Die Monate Oktober und April sind in der Zeitungsbranche die Monate der Wahrheit. Dann erscheinen jeweils die neusten Leserzahlen der Presse.
In diesem Oktober erfuhren wir zum Beispiel, dass der Blick seit verganenem Jahr 120.000 Leser verloren hat. Die Schweizer Illustrierte verlor 80.000 Leser, die NZZ verlor 20.000 Leser.
Dafür gewannen der Rigi-Anzeiger 3.000 Leser und die Annabelle 20.000 Leserinnen hinzu. Die Wochenzeitung (Woz) erreichte gar 40.000 Leser mehr als vor einem Jahr.
Noch kurz zu den Größten. Die führende Abo-Zeitung ist mit 460.000 Lesern der Tages-Anzeiger. Das führende Magazin ist der Beobachter mit 850.000 Lesern.
So weit die Statistik, wenn man ihr glaubt. Das allerdings kann man mit guten Gründen unterlassen.
In Wirklichkeit sind die Monate Oktober und April in der Zeitungsbranche nicht die Monate der Wahrheit. Es sind allenfalls die Monate der Selbstbespiegelung. Denn die Art, wie die Leserzahlen erhoben werden, ist eher kurios.
Wir können das gut am Beispiel der linken Wochenzeitung aufzeigen. Innerhalb eines Jahres sprang ihre Leserzahl von 68.000 auf 107.000. Natürlich bejubelte die Redaktion diese “sehr erfreuliche Nachricht” gebührend im eigenen Blatt.
Seltsam daran ist allerdings, dass die gedruckte Auflage der Wochenzeitung in demselben Zeitraum praktisch unverändert blieb.

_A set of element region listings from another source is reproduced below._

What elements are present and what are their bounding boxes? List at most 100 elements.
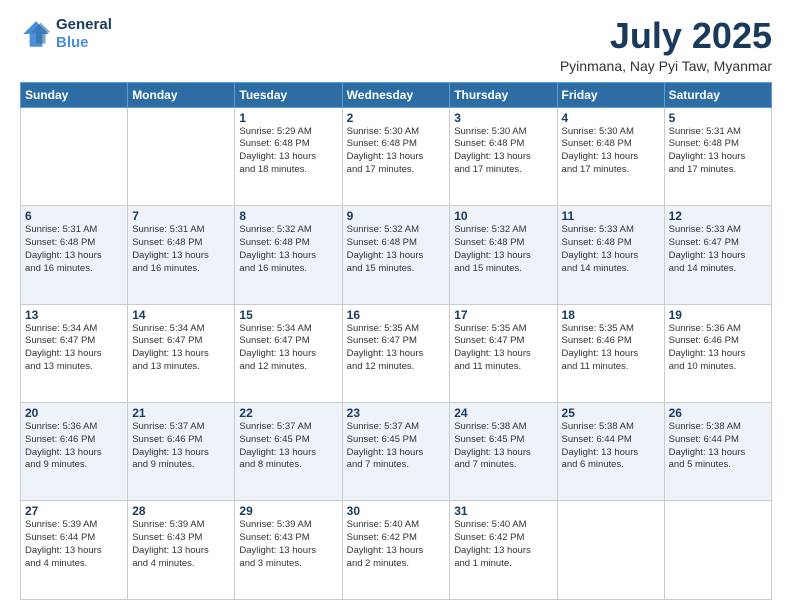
calendar-cell: 2Sunrise: 5:30 AMSunset: 6:48 PMDaylight…: [342, 107, 450, 205]
day-number: 19: [669, 308, 767, 322]
day-info: Sunrise: 5:39 AMSunset: 6:43 PMDaylight:…: [239, 519, 337, 570]
calendar-cell: 22Sunrise: 5:37 AMSunset: 6:45 PMDayligh…: [235, 403, 342, 501]
day-number: 25: [562, 406, 660, 420]
logo-text: General Blue: [56, 16, 112, 52]
day-info: Sunrise: 5:36 AMSunset: 6:46 PMDaylight:…: [25, 421, 123, 472]
calendar-cell: 15Sunrise: 5:34 AMSunset: 6:47 PMDayligh…: [235, 304, 342, 402]
day-number: 6: [25, 209, 123, 223]
calendar-week-4: 20Sunrise: 5:36 AMSunset: 6:46 PMDayligh…: [21, 403, 772, 501]
calendar-header-row: SundayMondayTuesdayWednesdayThursdayFrid…: [21, 82, 772, 107]
day-info: Sunrise: 5:35 AMSunset: 6:46 PMDaylight:…: [562, 323, 660, 374]
calendar-header-wednesday: Wednesday: [342, 82, 450, 107]
day-info: Sunrise: 5:32 AMSunset: 6:48 PMDaylight:…: [239, 224, 337, 275]
logo-icon: [20, 18, 52, 50]
calendar-header-thursday: Thursday: [450, 82, 557, 107]
day-number: 5: [669, 111, 767, 125]
day-info: Sunrise: 5:34 AMSunset: 6:47 PMDaylight:…: [239, 323, 337, 374]
calendar-header-monday: Monday: [128, 82, 235, 107]
calendar-cell: 20Sunrise: 5:36 AMSunset: 6:46 PMDayligh…: [21, 403, 128, 501]
subtitle: Pyinmana, Nay Pyi Taw, Myanmar: [560, 58, 772, 74]
calendar-cell: 1Sunrise: 5:29 AMSunset: 6:48 PMDaylight…: [235, 107, 342, 205]
day-number: 21: [132, 406, 230, 420]
day-number: 30: [347, 504, 446, 518]
day-number: 20: [25, 406, 123, 420]
day-number: 26: [669, 406, 767, 420]
calendar-cell: 30Sunrise: 5:40 AMSunset: 6:42 PMDayligh…: [342, 501, 450, 600]
day-info: Sunrise: 5:31 AMSunset: 6:48 PMDaylight:…: [25, 224, 123, 275]
calendar-cell: 19Sunrise: 5:36 AMSunset: 6:46 PMDayligh…: [664, 304, 771, 402]
day-info: Sunrise: 5:40 AMSunset: 6:42 PMDaylight:…: [454, 519, 552, 570]
calendar-week-1: 1Sunrise: 5:29 AMSunset: 6:48 PMDaylight…: [21, 107, 772, 205]
calendar-cell: 24Sunrise: 5:38 AMSunset: 6:45 PMDayligh…: [450, 403, 557, 501]
day-info: Sunrise: 5:32 AMSunset: 6:48 PMDaylight:…: [454, 224, 552, 275]
calendar-cell: 7Sunrise: 5:31 AMSunset: 6:48 PMDaylight…: [128, 206, 235, 304]
calendar-cell: 28Sunrise: 5:39 AMSunset: 6:43 PMDayligh…: [128, 501, 235, 600]
day-info: Sunrise: 5:39 AMSunset: 6:43 PMDaylight:…: [132, 519, 230, 570]
day-info: Sunrise: 5:40 AMSunset: 6:42 PMDaylight:…: [347, 519, 446, 570]
day-number: 16: [347, 308, 446, 322]
calendar-cell: 4Sunrise: 5:30 AMSunset: 6:48 PMDaylight…: [557, 107, 664, 205]
calendar-cell: 8Sunrise: 5:32 AMSunset: 6:48 PMDaylight…: [235, 206, 342, 304]
day-info: Sunrise: 5:39 AMSunset: 6:44 PMDaylight:…: [25, 519, 123, 570]
day-number: 7: [132, 209, 230, 223]
day-number: 15: [239, 308, 337, 322]
calendar-cell: 29Sunrise: 5:39 AMSunset: 6:43 PMDayligh…: [235, 501, 342, 600]
day-number: 31: [454, 504, 552, 518]
day-number: 9: [347, 209, 446, 223]
calendar-cell: 6Sunrise: 5:31 AMSunset: 6:48 PMDaylight…: [21, 206, 128, 304]
day-number: 14: [132, 308, 230, 322]
calendar-cell: 16Sunrise: 5:35 AMSunset: 6:47 PMDayligh…: [342, 304, 450, 402]
calendar-cell: [557, 501, 664, 600]
calendar-header-saturday: Saturday: [664, 82, 771, 107]
day-number: 4: [562, 111, 660, 125]
day-info: Sunrise: 5:34 AMSunset: 6:47 PMDaylight:…: [132, 323, 230, 374]
calendar-cell: 5Sunrise: 5:31 AMSunset: 6:48 PMDaylight…: [664, 107, 771, 205]
main-title: July 2025: [560, 16, 772, 56]
calendar-header-friday: Friday: [557, 82, 664, 107]
day-number: 24: [454, 406, 552, 420]
day-info: Sunrise: 5:31 AMSunset: 6:48 PMDaylight:…: [669, 126, 767, 177]
day-number: 8: [239, 209, 337, 223]
calendar-cell: 9Sunrise: 5:32 AMSunset: 6:48 PMDaylight…: [342, 206, 450, 304]
title-block: July 2025 Pyinmana, Nay Pyi Taw, Myanmar: [560, 16, 772, 74]
calendar-table: SundayMondayTuesdayWednesdayThursdayFrid…: [20, 82, 772, 600]
day-info: Sunrise: 5:38 AMSunset: 6:44 PMDaylight:…: [562, 421, 660, 472]
day-info: Sunrise: 5:29 AMSunset: 6:48 PMDaylight:…: [239, 126, 337, 177]
calendar-cell: [128, 107, 235, 205]
day-info: Sunrise: 5:38 AMSunset: 6:44 PMDaylight:…: [669, 421, 767, 472]
calendar-cell: 23Sunrise: 5:37 AMSunset: 6:45 PMDayligh…: [342, 403, 450, 501]
calendar-cell: [664, 501, 771, 600]
calendar-week-2: 6Sunrise: 5:31 AMSunset: 6:48 PMDaylight…: [21, 206, 772, 304]
calendar-cell: 10Sunrise: 5:32 AMSunset: 6:48 PMDayligh…: [450, 206, 557, 304]
day-info: Sunrise: 5:35 AMSunset: 6:47 PMDaylight:…: [347, 323, 446, 374]
day-number: 10: [454, 209, 552, 223]
day-info: Sunrise: 5:30 AMSunset: 6:48 PMDaylight:…: [562, 126, 660, 177]
calendar-cell: 11Sunrise: 5:33 AMSunset: 6:48 PMDayligh…: [557, 206, 664, 304]
day-info: Sunrise: 5:32 AMSunset: 6:48 PMDaylight:…: [347, 224, 446, 275]
calendar-cell: [21, 107, 128, 205]
calendar-cell: 27Sunrise: 5:39 AMSunset: 6:44 PMDayligh…: [21, 501, 128, 600]
calendar-cell: 26Sunrise: 5:38 AMSunset: 6:44 PMDayligh…: [664, 403, 771, 501]
day-number: 3: [454, 111, 552, 125]
day-number: 1: [239, 111, 337, 125]
day-info: Sunrise: 5:33 AMSunset: 6:48 PMDaylight:…: [562, 224, 660, 275]
calendar-cell: 17Sunrise: 5:35 AMSunset: 6:47 PMDayligh…: [450, 304, 557, 402]
day-info: Sunrise: 5:37 AMSunset: 6:45 PMDaylight:…: [347, 421, 446, 472]
calendar-header-sunday: Sunday: [21, 82, 128, 107]
day-info: Sunrise: 5:31 AMSunset: 6:48 PMDaylight:…: [132, 224, 230, 275]
day-info: Sunrise: 5:34 AMSunset: 6:47 PMDaylight:…: [25, 323, 123, 374]
calendar-cell: 31Sunrise: 5:40 AMSunset: 6:42 PMDayligh…: [450, 501, 557, 600]
day-number: 2: [347, 111, 446, 125]
calendar-cell: 21Sunrise: 5:37 AMSunset: 6:46 PMDayligh…: [128, 403, 235, 501]
calendar-cell: 14Sunrise: 5:34 AMSunset: 6:47 PMDayligh…: [128, 304, 235, 402]
calendar-header-tuesday: Tuesday: [235, 82, 342, 107]
calendar-cell: 13Sunrise: 5:34 AMSunset: 6:47 PMDayligh…: [21, 304, 128, 402]
calendar-week-5: 27Sunrise: 5:39 AMSunset: 6:44 PMDayligh…: [21, 501, 772, 600]
day-number: 13: [25, 308, 123, 322]
calendar-week-3: 13Sunrise: 5:34 AMSunset: 6:47 PMDayligh…: [21, 304, 772, 402]
day-number: 11: [562, 209, 660, 223]
day-info: Sunrise: 5:33 AMSunset: 6:47 PMDaylight:…: [669, 224, 767, 275]
day-number: 18: [562, 308, 660, 322]
day-number: 12: [669, 209, 767, 223]
day-info: Sunrise: 5:37 AMSunset: 6:46 PMDaylight:…: [132, 421, 230, 472]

Sie stieg nur um ein paar hundert Exemplare. Wie kann man also in einem Jahr 40.000 Leser neu gewinnen, wenn man gleich viele Zeitungen wie vorher verkauft?
Damit wären wir beim Problem dieser Pressewährung. Denn die Leserzahlen werden nicht hart gerechnet, sondern durch eine weiche Umfrage erhoben. Die AG für Werbemedienforschung (Wemf) interviewt zweimal im Jahr 10.000 zufällig ausgewählte Schweizer zu ihrem Medienkonsum. Am Telefon werden sie etwa gefragt, welche Titel sie “in den vergangenen sechs Monaten daheim oder auswärts gelesen oder durchgeblättert haben”.
Die Befragten sagen dann, sie würden die Wochenzeitung lesen oder durchblättern oder die NZZ oder die Annabelle.
Die Leserzahlen sagen also nicht aus, was die Leser lesen. Sie sagen aus, was die Leser sagen, was sie lesen.
Lesen-was-man-liest und Sagen-was-man-liest ist jedoch ein großer Unterschied. Darum haben beispielsweise Sexmagazine praktisch keine Leser. Wer gibt schon am Telefon zu, dass er sie gern konsumiert?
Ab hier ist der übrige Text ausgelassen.